Toutefois, il lui a fallu classer de façon chronologique les phénomènes qu’il met en lumière : quelles que soient les permanences des besoins humains, les héritiers de l’Antiquité tardive ne pensent et ne réagissent pas comme les hommes qui mènent la chasse aux sorcières à la fin du Moyen Âge. De façon convaincante, J. Verdon distingue trois phases chronologiques dans son étude : les Ve-XIe siècles lui apparaissent encore tout entachés de paganisme, les XIe-XIIIe voient le surgissement de la culture folklorique, et les XIVe-XVe sont marqués par le satanisme. Par force, les sources utilisées sont on ne peut plus diverses, et plus ou moins riches selon les périodes et les superstitions considérées. Pour les périodes les plus anciennes, la quête se fait surtout à travers les textes d’ordre juridique : législation civile ou canons conciliaires ; de façon plus générale, les pénitentiels permettent de pénétrer à l’intérieur de la pratique. Les chroniques et autres textes littéraires, lorsqu’ils deviennent quantitativement importants, racontent, en même temps qu’ils commentent. Quant aux procès en sorcellerie, ils ont laissé de nombreuses traces judiciaires.

À toutes époques toutefois, il convient que l’historien garde le recul nécessaire : une pratique ne peut être que déviante, donc superstitieuse, donc condamnable, que par rapport à une attitude définie a priori comme orthodoxe. C’est dire combien l’analyse de tous ces phénomènes requiert de délicatesse. Et que de non-dit, qui reste à pressentir à travers des sources discrètes, méfiantes, ou hostiles, voire orientées. De toutes façons, le superstitieux ne s’exprime jamais en tant que tel, pas plus d’ailleurs que le magicien.
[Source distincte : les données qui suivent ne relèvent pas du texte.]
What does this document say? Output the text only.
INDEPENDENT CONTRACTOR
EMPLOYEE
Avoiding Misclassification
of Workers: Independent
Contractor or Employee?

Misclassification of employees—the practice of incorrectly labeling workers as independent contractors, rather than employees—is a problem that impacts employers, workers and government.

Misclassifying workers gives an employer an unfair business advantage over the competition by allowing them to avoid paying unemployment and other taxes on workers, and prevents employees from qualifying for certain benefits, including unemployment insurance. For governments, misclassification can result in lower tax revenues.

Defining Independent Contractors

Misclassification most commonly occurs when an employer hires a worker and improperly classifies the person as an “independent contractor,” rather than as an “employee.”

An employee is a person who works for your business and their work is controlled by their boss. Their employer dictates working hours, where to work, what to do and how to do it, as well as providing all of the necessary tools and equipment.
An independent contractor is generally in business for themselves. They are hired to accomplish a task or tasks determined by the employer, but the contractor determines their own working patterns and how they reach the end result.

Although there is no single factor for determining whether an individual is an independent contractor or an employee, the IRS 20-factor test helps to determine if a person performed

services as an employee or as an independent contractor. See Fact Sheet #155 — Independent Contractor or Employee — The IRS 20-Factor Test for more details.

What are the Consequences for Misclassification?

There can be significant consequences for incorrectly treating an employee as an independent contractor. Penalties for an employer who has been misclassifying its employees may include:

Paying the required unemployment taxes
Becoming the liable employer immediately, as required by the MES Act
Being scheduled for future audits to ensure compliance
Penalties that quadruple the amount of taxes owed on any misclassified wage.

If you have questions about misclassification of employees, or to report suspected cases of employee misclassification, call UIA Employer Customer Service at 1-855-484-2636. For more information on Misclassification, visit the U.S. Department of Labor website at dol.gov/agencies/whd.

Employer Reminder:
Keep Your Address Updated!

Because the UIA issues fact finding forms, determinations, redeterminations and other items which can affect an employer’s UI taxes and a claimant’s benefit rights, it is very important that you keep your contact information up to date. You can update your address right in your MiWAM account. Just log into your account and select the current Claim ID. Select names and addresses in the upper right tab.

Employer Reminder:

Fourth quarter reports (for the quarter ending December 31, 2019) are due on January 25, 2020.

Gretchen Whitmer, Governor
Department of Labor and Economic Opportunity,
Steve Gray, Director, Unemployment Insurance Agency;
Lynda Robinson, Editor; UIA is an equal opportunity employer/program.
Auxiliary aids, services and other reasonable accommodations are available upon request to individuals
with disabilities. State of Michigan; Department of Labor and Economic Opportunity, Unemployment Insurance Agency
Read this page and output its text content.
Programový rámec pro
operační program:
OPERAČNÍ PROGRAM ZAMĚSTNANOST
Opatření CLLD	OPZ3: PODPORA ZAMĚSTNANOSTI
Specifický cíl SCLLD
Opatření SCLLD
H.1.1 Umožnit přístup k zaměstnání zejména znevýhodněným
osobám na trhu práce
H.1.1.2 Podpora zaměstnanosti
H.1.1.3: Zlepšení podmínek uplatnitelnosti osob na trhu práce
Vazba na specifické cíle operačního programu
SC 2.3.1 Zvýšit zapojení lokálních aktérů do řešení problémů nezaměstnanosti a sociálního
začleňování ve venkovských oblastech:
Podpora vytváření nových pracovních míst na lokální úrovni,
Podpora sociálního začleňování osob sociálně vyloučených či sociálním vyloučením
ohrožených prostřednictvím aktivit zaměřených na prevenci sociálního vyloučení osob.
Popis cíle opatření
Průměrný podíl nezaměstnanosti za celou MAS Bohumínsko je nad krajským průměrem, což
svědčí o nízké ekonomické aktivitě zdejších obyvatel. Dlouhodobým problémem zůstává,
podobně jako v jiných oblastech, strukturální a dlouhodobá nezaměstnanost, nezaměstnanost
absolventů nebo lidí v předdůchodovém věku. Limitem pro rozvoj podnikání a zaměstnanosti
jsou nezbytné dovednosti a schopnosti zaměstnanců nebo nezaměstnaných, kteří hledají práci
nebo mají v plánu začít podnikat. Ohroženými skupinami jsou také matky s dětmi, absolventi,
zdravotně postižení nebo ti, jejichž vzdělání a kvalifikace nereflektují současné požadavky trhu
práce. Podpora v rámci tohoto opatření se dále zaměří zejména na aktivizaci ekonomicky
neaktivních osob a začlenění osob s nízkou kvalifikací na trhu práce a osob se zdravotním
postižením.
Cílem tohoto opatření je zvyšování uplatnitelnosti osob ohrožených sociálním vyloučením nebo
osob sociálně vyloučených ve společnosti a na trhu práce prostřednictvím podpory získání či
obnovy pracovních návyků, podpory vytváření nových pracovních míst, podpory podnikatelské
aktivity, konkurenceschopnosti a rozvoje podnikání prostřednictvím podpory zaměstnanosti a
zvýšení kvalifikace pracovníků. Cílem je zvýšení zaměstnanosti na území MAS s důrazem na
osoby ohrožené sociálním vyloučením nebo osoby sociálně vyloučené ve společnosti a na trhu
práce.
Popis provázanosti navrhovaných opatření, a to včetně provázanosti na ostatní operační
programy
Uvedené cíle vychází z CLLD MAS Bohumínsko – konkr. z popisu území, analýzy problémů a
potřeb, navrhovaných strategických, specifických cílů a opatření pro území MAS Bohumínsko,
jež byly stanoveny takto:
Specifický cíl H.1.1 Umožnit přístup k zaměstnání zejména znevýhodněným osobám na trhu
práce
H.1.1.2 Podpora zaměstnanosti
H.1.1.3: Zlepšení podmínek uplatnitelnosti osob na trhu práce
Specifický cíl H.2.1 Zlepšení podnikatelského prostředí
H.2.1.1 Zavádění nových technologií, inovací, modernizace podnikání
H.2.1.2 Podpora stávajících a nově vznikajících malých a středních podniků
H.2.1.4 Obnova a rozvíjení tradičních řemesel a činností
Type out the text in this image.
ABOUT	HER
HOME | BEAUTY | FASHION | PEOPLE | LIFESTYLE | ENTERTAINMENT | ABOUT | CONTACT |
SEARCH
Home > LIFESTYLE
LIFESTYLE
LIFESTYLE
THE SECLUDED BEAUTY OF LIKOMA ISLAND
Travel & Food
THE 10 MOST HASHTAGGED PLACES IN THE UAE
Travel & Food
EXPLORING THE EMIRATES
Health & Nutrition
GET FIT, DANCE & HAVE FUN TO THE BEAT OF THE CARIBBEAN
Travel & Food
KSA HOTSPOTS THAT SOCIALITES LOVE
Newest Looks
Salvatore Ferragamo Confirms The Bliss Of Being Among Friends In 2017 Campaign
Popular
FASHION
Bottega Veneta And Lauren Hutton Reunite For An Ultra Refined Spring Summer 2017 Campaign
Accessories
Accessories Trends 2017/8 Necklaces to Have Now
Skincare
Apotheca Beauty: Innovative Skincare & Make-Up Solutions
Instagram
Est-ce parce que les intéressés sont majoritairement des femmes ?

Au long de son enquête, J. Verdon nous entraîne aussi dans les lieux de la superstition. Certains traversent les temps et la géographie. Ce sont ceux qui touchent aux moments importants de la vie de l’homme : la chambre de l’accouchée, le lit de la mort, la table du repas, le travail quotidien. Ceux aussi où se côtoient sacré et profane : ainsi les cimetières et les églises, et plus largement, tout ce qui tourne autour de la fréquentation des saints. Sans oublier la prière… et envers qui elle s’adresse. Certains champs sont récurrents, et considérés, selon les époques et les individus, de façon totalement contradictoire. L’astrologie constitue de ce point de vue un des domaines les plus démonstratifs, et un de ceux qui ont le plus interpellé penseurs et praticiens. Il y a loin d’Augustin, arguant des destins évidemment différents de jumeaux nés sous la même conjonction, aux rois de France du XVe siècle tel Charles VII appointant son très officiel «astrologue du roi». De même les voyages nocturnes des sorcières, considérés comme de purs fruits d’imagination, ou des preuves de pactes diaboliques.

On voit combien est riche le parcours accompli par l’auteur, qu’il faudrait suivre pas à pas. Relevons, à titre d’exemple, la fine analyse qui se dessine au fil des pages depuis l’introduction jusqu’à l’installation du diable dans les mentalités, populaires et/ou savantes. Et aussi la frontière ténue qui sépare les pouvoirs thaumaturgiques des saints et ceux que revendiquent, parfois exercent, les magiciens. Quelle différence dans la pratique ? En toile de fond commune à toute cette enquête demeure le rapport au sacré, au surnaturel : pour Dieu ? avec Dieu ? contre Dieu ?

Le livre de Jean Verdon s’adresse à tout lecteur, historien ou simple curieux. Vaste et habile synthèse, il a puisé son information aux plus récents et meilleurs travaux des historiens de l’anthropologie, de l’histoire des religions et des mentalités.